La luz de la destrucción

 

La luz de la destrucción,

la riqueza de las desgracias,

el dulzor del fracaso;

El luto del carnaval,

el viaje sin destino de los trenes,                       

las tormentas con truenos,

relámpagos,

sin lluvia;

El dolor por nada, la nada que invade todo, toda la nada que nada en todo;

La descripción, la reflexión, la pasividad, la epopeya, la naturalidad, lo artificioso, la finalidad.

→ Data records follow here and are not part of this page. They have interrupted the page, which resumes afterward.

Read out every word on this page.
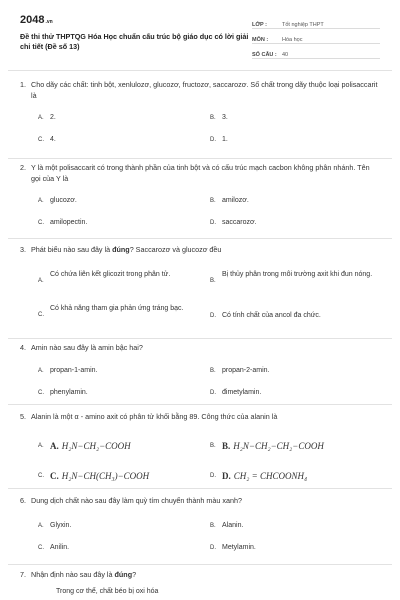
2048.vn
Đề thi thử THPTQG Hóa Học chuẩn cấu trúc bộ giáo dục có lời giải chi tiết (Đề số 13)
LỚP :	Tốt nghiệp THPT
MÔN :	Hóa học
SỐ CÂU : 40
1. Cho dãy các chất: tinh bột, xenlulozơ, glucozơ, fructozơ, saccarozơ. Số chất trong dãy thuộc loại polisaccarit là
A. 2.	B. 3.
C. 4.	D. 1.
2. Y là một polisaccarit có trong thành phần của tinh bột và có cấu trúc mạch cacbon không phân nhánh. Tên gọi của Y là
A. glucozơ.	B. amilozơ.
C. amilopectin.	D. saccarozơ.
3. Phát biểu nào sau đây là đúng? Saccarozơ và glucozơ đều
A.
Có chứa liên kết glicozit trong phân tử.
B.
Bị thủy phân trong môi trường axit khi đun nóng.
C.
Có khả năng tham gia phản ứng tráng bạc.
D. Có tính chất của ancol đa chức.
4. Amin nào sau đây là amin bậc hai?
A. propan-1-amin.	B. propan-2-amin.
C. phenylamin.	D. đimetylamin.
5. Alanin là một α - amino axit có phân tử khối bằng 89. Công thức của alanin là
A. A. H₂N−CH₂−COOH	B. B. H₂N−CH₂−CH₂−COOH
C. C. H₂N−CH(CH₃)−COOH	D. D. CH₂ = CHCOONH₄
6. Dung dịch chất nào sau đây làm quỳ tím chuyển thành màu xanh?
A. Glyxin.	B. Alanin.
C. Anilin.	D. Metylamin.
7. Nhận định nào sau đây là đúng?
Trong cơ thể, chất béo bị oxi hóa
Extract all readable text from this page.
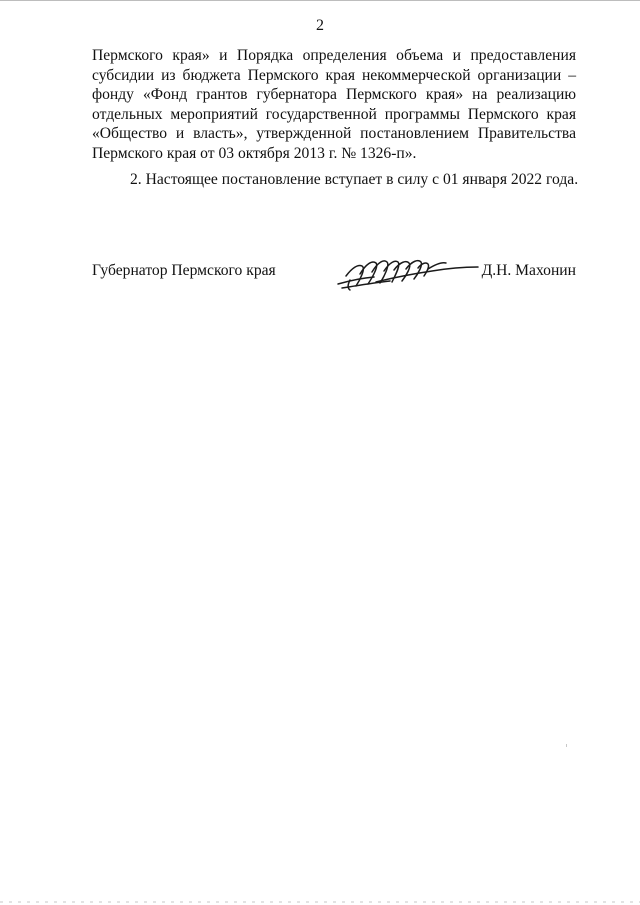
2
Пермского края» и Порядка определения объема и предоставления
субсидии из бюджета Пермского края некоммерческой организации –
фонду «Фонд грантов губернатора Пермского края» на реализацию
отдельных мероприятий государственной программы Пермского края
«Общество и власть», утвержденной постановлением Правительства
Пермского края от 03 октября 2013 г. № 1326-п».
2. Настоящее постановление вступает в силу с 01 января 2022 года.
Губернатор Пермского края	Д.Н. Махонин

Mi antigua libertad, mi querida esclavitud, mis pensamientos a musas, la incomprensión.

 

     *     *     *     *     *     *     *     * 

 

Sueño con quimeras imposibles

que talan ideas de mi mente

para sembrar

en pequeñas parcelas adyacentes

semillas de loco frenesí.

Aúllo a la luna mi cobardía,

De no decir lo pensado sin pensar

Y lloro a la noche mis penas

Vislumbradas en un vaso de cristal.

Frente a un espejo mi reflejo

más allá de su hipocresía no ve

De dos personajes desdoblados

Su persona ni su ser.

 

     *     *     *     *     *     *     *     * 

 

Cuando la tristeza, sola y llana, te aconseja no la dejes de escuchar. Siempre que ella está presente, tú estás más cerca de tu alma, siempre que ella te reclama, tú te sientes más cercano a ti; y te preguntas para qué sirves, porque estás así, tus pensamientos por qué no te dejan en paz, tus sueños por qué son como son, la gente por qué existe, tú por qué existes, existe algo que se pueda considerar divinidad o es esta divinidad nuestra propia degradación; vicios y prejuicios de una inmunda desolación. Cuando estás así no sabes ni lo que escribes porque las propias letras son cárceles para nuestra expresión; pero pensamos en letras, en imágenes, en sonidos, soñamos en una realidad que existe aunque esté alterada. Y sin embargo, sabemos que tiene que haber algo más pero no sabemos qué es y siguiendo con todo continuamos pensando y no sabemos canalizar nuestra energía como lo haría un mosquito para poder volar; y sí, eso es lo que queremos, volar, desaparecer, realizar lo inverosímil, obtener lo imposible sin arrepentimientos; y si tenemos conciencia es porque es nuestro peor castigo, nuestra peor arma destructora, pensamos demasiado, lo animales no piensan y por eso viven tranquilos, el día a día, sin futuro, sin más. Nosotros, en cambio, no. Tenemos esa luz que es la conciencia, esa luz de la destrucción.